Já sei que se fez a Vila Faia e que até se repetiu. Mas acho, contudo que a repetição veio fora de tempo e com uma qualidade duvidosa (Até porque parece que o enólogo era o mau da fita. lol). Para mais, o vinho e a produção de vinho eram cenário. No contexto, tanto poderia ter sido vinho como uma fábrica de curtumes. A envolvente vínica não era um personagem.
Precisamos de algo que se torne de culto. Com uma história bem esgalhada (por favor deixem os argumentistas da SIC fora disto) e que dure os 200 episódios do Falcon Crest ou, se possível os 19897760870786986565869696 do Dallas.
Parece que é bem capaz de fazer mais pelo vinho em Portugal do que umas boazonas seminuas num supermercado a oferecer amostras de um vinho. ; )
Fica a ideia.



6 comentários:

Diogo Rodrigues disse...

Mas a que supermercado é que tu vais? No meu as promotoras não têm piada nenhuma.

Mas a ideia da série é boa.

Hugo Mendes disse...

Aos de STR.... aquilo também costuma andar fraquinho! Mas há por aí muita rapaziada, principalmente produtores que acham que um grande par de mamas vendem mais do que bons vinhos!
Ideias..... cada um tem as suas!

Ema Martins disse...

Acho muito mais apelativo algo deste género:

http://www.youtube.com/watch?v=0z6kV-RIZM0

Hugo Mendes disse...

Eu percebo o que dizes Ema, mas penso que estás a passar ao lado do "ponto". Para ti, para mim e para todos os que, de alguma forma já estão envolvidos com o mundo do vinho, esse formato torna-se muito mais apelativo, mas, ainda assim, diria que estamos num nível II ou III. precisamos do nível I, algo que motive a descoberta sem que o que os mova a assistir seja o vinho propriamente dito. nesse ponto, uma série de qualidade seria muito mais interessante do meu ponto de vista.

Ema Martins disse...

Eu sugeri este formato porque acredito que o formato motive pelos seguintes aspectos:

- Uma das personagens não percebe nada de vinho, que é uma personalidade pública de outra área.

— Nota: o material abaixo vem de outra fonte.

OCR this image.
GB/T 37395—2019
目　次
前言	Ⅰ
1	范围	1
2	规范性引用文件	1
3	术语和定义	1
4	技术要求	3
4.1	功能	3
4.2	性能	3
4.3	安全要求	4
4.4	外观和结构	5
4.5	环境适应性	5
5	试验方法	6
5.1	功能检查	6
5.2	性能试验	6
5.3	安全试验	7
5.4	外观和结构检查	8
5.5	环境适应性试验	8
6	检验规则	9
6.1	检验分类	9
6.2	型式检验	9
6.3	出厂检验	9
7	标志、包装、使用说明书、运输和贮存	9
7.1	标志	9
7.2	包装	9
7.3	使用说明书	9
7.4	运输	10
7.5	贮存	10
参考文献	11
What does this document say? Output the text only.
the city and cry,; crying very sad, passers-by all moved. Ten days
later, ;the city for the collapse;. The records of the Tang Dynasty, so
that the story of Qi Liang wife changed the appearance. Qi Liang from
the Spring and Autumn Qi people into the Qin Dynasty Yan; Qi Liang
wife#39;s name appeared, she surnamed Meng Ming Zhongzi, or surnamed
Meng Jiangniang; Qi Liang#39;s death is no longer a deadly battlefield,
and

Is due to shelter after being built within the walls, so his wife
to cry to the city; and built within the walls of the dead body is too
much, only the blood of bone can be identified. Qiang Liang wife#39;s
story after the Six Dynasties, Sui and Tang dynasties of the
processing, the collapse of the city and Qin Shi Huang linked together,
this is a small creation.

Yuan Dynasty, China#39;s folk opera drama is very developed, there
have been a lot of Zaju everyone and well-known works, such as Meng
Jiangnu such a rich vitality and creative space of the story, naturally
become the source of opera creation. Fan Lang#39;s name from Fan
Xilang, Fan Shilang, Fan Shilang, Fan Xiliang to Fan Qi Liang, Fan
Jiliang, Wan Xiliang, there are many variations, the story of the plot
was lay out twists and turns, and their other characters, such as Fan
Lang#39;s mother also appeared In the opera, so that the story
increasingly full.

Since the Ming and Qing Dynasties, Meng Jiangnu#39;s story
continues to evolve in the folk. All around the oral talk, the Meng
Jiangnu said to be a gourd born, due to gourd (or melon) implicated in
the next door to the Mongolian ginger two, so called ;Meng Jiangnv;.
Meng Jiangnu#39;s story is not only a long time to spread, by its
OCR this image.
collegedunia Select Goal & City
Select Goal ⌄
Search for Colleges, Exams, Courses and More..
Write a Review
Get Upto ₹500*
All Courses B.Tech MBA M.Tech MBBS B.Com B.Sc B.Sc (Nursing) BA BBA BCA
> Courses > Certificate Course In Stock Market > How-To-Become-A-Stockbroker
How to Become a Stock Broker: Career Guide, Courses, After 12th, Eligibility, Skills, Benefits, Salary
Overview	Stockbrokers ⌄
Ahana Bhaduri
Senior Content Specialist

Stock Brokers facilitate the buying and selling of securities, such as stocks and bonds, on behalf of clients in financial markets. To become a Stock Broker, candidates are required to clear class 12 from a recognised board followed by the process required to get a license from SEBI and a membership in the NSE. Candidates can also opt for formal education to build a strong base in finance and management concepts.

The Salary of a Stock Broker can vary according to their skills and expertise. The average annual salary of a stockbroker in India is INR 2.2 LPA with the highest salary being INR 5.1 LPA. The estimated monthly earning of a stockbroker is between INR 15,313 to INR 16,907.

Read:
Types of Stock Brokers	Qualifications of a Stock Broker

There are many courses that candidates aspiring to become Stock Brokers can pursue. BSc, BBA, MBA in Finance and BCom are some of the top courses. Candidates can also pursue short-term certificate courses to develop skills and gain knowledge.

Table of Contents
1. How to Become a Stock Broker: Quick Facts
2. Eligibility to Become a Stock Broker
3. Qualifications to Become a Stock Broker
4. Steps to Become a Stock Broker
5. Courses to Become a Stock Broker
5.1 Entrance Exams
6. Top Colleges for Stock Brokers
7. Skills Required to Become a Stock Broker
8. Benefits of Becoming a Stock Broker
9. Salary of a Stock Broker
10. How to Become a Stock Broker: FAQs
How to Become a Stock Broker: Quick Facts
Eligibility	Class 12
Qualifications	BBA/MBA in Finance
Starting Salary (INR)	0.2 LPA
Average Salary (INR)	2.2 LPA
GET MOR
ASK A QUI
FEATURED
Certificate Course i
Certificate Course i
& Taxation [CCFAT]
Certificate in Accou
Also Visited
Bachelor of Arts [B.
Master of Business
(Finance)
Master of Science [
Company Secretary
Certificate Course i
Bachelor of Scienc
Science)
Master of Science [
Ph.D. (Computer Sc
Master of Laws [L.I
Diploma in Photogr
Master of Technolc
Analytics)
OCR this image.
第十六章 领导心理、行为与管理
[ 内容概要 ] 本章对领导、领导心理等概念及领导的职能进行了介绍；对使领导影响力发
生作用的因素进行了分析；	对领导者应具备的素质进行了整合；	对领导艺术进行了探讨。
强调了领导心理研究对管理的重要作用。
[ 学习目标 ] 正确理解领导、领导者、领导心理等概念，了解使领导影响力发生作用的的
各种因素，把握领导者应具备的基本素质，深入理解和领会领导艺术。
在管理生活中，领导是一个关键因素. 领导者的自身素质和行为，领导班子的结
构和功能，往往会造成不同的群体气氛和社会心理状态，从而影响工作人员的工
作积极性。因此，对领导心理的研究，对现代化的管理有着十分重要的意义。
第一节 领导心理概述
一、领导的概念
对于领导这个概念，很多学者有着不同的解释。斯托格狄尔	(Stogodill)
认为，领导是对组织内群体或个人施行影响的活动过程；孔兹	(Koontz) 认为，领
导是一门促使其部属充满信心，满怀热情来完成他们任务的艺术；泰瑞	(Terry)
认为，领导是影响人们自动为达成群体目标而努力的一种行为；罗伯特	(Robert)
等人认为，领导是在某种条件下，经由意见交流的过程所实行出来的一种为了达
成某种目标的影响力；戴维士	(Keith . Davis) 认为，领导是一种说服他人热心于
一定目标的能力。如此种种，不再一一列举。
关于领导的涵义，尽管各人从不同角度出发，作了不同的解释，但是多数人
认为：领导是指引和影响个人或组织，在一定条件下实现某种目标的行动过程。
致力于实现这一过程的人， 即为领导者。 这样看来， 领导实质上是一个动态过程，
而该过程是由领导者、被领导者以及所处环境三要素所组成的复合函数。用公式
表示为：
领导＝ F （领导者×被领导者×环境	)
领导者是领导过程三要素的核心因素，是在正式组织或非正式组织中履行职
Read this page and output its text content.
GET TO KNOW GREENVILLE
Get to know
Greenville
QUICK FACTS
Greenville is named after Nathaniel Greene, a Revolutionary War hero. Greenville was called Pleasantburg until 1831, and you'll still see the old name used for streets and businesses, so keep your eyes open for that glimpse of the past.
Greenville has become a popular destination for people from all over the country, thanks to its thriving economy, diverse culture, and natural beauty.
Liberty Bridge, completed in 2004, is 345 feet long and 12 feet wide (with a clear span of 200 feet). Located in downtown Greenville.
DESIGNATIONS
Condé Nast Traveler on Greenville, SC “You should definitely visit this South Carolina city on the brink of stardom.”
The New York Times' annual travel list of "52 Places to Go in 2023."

- A outra personagem é um crítico de vinhos, muito conhecido. O seu papel é mostrar o mundo do vinho ao outro e ensiná-lo a apreciar/perceber o vinho.

- Ao mesmo tempo que é bastante cómico é muito educativo.

- Em Portugal imagino algo do género com duas personalidades públicas de massas, que dominem as camaras, que sejam muito naturais e que não se importem de fazer todo o tipo de figuras e passar por diversas experiências vínicas, percorrento todas as regiões do país, introduzindo os diversos temas e aspectos vínicos gerais e genéricos de cada região, etc.

- Se for uma coisa bem feita, torna-se viciante, nem que seja para ver as tristes figuras que o primeiro vai fazer no episódio seguinte.

Hugo Mendes disse...

És capaz de ter razão!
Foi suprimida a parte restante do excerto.